Restorative Justice

Divine Justice-Social Justice

Divine Justice As Restorative Justice

     With all of the chaos happening in the United States and on the worldwide stage, There is a place in history that has divided our topic into two categories while at the same time there is really only one.  Divine justice includes retributive justice but is better described as relational or restorative justice although they both may seem to contradict one another. But this is not the case.

     First of all divine justice is visible. The Hebrew language for justice means the same as righteousness. In the Bible the meaning overlaps. The death and resurrection of Christ for Christians is the controlling frame of reference for comprehending the true mean of divine justice. The biblical notion of righteousness refers broadly to doing, being, declaring, or bringing about what is right. Righteousness is a comprehensively relational reality. It is something that inheres in our relationships as social beings. To be righteous is to be true to the demands of a relationship, whether that relationship is with God or with other persons. To be unrighteousness – say, through criminal activity – is to violate the meaning of the relationship. When such violations occur, offenders stand in need of restoration. But the goal of the punishment is not to maintain some abstract cosmic balance, but to put right what has gone wrong, to protect the community, and to restore the integrity of its life and its relationship with God. Justice is satisfied by the restoration of peace to relationships, not by the pain of punishment per se. God’s justice is retributive inasmuch as it is never prejudiced, arbitrary, or impulsive, and is always morally attuned to human deeds and deserts. Yet it focuses not on imposition of retribution on wrongdoers, but the restoration of right relationship.

     The restorative character of biblical justice can be read as one large of story of God’s restorative justice at work. God creates a perfect, harmonious world, one in which everything is as it ought to be, where human beings live in the right relationship with one another, with God, and with the wider created order. For example, Adam and Eve are expelled from the Garden; they are alienated from relationship with God, with each other, and with the very ground of their origin. We also see through the preservation of Noah, the call of Abraham, the election and liberation of Israel, the choice of Judah and the house of David as bearer of the messianic see, and the return of Israel from exile and defeat, God patiently works to restore justice to the world. Finally through the incarnation, life, death, and resurrection of Jesus Christ God liberates humanity from its subjection to the dominion of sin and death and renews human nature from the inside out.

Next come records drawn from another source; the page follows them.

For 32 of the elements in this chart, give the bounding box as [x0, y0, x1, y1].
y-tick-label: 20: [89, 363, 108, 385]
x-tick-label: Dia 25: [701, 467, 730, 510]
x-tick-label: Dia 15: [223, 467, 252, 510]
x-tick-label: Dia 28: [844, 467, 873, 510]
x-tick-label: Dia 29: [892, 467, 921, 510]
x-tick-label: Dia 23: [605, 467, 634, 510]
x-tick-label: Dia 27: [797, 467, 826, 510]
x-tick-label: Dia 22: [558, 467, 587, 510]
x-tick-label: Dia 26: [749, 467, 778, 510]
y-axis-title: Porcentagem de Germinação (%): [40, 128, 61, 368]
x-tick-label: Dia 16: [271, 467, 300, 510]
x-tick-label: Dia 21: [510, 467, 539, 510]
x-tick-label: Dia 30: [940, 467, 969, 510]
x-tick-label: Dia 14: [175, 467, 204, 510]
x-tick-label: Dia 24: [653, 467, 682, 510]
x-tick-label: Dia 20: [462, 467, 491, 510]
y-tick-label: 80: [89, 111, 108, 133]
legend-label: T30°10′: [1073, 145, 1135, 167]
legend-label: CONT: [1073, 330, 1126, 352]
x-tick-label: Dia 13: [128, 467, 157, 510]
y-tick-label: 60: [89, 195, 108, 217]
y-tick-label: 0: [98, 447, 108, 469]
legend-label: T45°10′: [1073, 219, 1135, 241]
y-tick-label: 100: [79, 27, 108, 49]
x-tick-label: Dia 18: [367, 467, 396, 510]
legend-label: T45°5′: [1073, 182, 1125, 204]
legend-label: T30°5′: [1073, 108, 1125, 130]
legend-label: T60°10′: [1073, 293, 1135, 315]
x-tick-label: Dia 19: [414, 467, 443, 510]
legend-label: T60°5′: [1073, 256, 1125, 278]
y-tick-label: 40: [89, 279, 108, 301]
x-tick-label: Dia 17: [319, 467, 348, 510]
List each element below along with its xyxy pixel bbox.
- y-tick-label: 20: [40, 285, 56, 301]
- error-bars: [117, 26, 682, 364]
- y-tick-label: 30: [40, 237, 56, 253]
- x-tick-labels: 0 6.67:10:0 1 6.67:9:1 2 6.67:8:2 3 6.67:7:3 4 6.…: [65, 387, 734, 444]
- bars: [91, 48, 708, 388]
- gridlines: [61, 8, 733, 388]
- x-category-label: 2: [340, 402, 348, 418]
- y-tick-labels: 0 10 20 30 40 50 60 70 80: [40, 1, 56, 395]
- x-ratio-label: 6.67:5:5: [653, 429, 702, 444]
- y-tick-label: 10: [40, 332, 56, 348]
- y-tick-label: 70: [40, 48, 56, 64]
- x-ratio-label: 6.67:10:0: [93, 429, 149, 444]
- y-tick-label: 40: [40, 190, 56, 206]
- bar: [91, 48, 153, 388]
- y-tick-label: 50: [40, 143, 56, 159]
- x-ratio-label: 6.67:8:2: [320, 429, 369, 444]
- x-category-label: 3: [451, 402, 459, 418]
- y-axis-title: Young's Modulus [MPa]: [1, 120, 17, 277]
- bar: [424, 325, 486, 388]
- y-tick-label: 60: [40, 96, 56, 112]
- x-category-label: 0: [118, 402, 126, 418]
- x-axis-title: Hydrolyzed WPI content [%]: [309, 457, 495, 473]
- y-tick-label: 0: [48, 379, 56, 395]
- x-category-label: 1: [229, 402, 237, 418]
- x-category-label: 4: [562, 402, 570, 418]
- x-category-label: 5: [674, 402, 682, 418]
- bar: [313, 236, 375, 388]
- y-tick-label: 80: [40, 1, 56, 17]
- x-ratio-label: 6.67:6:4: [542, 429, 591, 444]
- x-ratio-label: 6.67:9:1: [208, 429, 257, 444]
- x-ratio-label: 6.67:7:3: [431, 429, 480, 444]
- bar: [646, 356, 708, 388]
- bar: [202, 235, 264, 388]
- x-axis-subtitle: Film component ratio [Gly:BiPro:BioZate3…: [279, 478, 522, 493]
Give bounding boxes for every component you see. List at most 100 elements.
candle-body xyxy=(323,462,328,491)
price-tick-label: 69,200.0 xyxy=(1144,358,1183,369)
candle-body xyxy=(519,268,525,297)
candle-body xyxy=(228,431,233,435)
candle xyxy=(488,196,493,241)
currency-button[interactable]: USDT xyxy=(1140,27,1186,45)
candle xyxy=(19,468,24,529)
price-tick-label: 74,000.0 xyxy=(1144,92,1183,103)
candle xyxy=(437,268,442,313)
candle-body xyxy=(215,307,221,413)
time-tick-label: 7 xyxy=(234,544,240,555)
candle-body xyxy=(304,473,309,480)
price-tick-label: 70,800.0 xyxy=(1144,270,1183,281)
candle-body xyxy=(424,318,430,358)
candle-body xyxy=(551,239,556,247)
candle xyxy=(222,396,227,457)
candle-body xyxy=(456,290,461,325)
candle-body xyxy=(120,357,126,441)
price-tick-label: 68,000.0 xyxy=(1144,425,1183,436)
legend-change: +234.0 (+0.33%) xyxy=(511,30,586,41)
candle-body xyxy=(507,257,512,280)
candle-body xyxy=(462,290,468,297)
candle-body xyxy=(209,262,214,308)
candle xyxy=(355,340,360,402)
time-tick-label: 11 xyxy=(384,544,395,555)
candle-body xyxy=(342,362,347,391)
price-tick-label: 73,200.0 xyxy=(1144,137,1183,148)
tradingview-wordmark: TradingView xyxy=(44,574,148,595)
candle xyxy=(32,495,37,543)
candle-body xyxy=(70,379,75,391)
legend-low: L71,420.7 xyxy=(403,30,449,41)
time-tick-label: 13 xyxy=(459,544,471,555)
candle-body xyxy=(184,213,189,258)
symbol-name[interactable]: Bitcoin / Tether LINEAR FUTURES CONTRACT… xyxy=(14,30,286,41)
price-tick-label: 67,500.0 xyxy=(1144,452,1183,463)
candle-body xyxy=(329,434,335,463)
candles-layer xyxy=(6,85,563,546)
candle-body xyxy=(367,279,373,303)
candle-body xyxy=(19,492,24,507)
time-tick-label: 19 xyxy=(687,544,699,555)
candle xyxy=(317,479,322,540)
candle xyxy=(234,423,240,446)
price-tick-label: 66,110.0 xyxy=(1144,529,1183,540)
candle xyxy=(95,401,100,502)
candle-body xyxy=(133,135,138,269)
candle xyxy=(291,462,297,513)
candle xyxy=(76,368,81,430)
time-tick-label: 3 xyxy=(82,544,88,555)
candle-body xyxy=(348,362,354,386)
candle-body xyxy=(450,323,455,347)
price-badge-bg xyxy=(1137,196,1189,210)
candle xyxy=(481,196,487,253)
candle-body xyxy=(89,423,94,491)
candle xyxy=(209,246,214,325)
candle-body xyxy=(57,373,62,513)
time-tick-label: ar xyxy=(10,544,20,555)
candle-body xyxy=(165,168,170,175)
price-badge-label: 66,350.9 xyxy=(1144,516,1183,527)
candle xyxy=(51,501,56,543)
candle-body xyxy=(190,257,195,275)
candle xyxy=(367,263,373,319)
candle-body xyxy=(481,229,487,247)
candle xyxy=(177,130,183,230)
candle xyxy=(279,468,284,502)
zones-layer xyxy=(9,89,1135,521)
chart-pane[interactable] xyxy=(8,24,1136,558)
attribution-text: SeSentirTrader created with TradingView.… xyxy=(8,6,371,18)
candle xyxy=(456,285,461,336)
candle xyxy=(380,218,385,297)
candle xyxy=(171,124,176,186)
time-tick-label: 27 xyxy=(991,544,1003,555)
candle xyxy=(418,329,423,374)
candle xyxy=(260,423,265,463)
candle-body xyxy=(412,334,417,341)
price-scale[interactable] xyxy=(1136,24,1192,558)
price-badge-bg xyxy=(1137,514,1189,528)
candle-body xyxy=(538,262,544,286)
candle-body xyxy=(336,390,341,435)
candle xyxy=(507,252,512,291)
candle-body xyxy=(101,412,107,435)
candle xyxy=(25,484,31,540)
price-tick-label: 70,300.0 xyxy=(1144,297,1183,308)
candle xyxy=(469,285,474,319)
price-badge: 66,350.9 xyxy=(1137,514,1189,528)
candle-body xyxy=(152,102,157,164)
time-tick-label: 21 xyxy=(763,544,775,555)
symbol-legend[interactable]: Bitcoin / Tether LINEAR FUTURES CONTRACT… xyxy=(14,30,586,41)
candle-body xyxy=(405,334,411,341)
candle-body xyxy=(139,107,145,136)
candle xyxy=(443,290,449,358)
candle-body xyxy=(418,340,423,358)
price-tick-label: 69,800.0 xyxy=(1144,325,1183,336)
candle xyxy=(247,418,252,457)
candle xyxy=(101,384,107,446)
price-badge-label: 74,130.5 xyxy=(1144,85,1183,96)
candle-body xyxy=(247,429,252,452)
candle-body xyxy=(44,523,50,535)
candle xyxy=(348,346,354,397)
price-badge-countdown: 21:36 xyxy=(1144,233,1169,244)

     The consummation of God’s restorative action will be achieved when sin and death are finally abolished forever, and all creation is set from pain, corruption, and frustration. In revelation, the new heaven and new earth described in this vision is not some replacement planet. It is the world purged of pain, suffering, and tears and permeated with the presence of God. God’s justice is finally vindicated by making all things new.

     Within the bigger story is the legislative level of restorative justice where four obligations devolve on offenders. The first is recognition or remorse, the need to acknowledge guilt or confess the sin. Next is repentance, the determination to make amends, to put things right, to displace fruit worth of repentance. Then the obligation of restitution to the victim, plus additional compensation. Restitution is prescribed frequently in biblical law, based broadly on equivalence of value. The levels of compensation vary according to the seriousness of the offense and the attitude of the offender.

     The fourth obligation on offenders is reconciliation. The crime itself, though perpetrated against another citizen, is perceived also to be a breach of faith with God and a trespass against the Lord. Before God’s forgiveness can be secured through sacrificial offering, reconciliation must be made with the injured party by means of restitution. The restorative priorities of biblical legislation are for most offenses justice was secured through recognition, repentance restitution, and reconciliation – things that served to repair relationships and restore community. Christian justice focuses not on harsh punishment but by biblical standards and unity with sinners and their restoration, not on harsh punishment and rejection, but by acceptance.

     Paul instructs the Corinthians concern their treatment of someone who had violated community standards by offending, in this case, against Paul himself. The community had previously punished the offender, presumably by expulsion, but Paul is concerned that punitiveness does not have the final say. The penalty had succeeded in engendering in the offender being a godly grief that produces repentances. It was now time for the forgiveness and consolation of the offender so that he is not debilitated by grief and shame. The community must reaffirm its love for him by reintegrating him in their midst. If they fail to do so, if the church clings self-righteously or angrily to its punitive stance, it risks being “outwitted by Satan,” whose destructive designs are not secret.

     Knowing God’s justice to be a restoring and renewing justice, the Church is obliged to practice restorative justice in its own ranks and to summons society to move in the same direction. There can be no justification for saying one thing about God’s justice in Church and advocating the opposite in the world.

     The truth of God’s justice is in Jesus, and that justice is a liberating and restoring justice. The Church fails in its vocation if it fails to proclaim, to embody, and to advocate the principles of restorative justice in every sphere of life.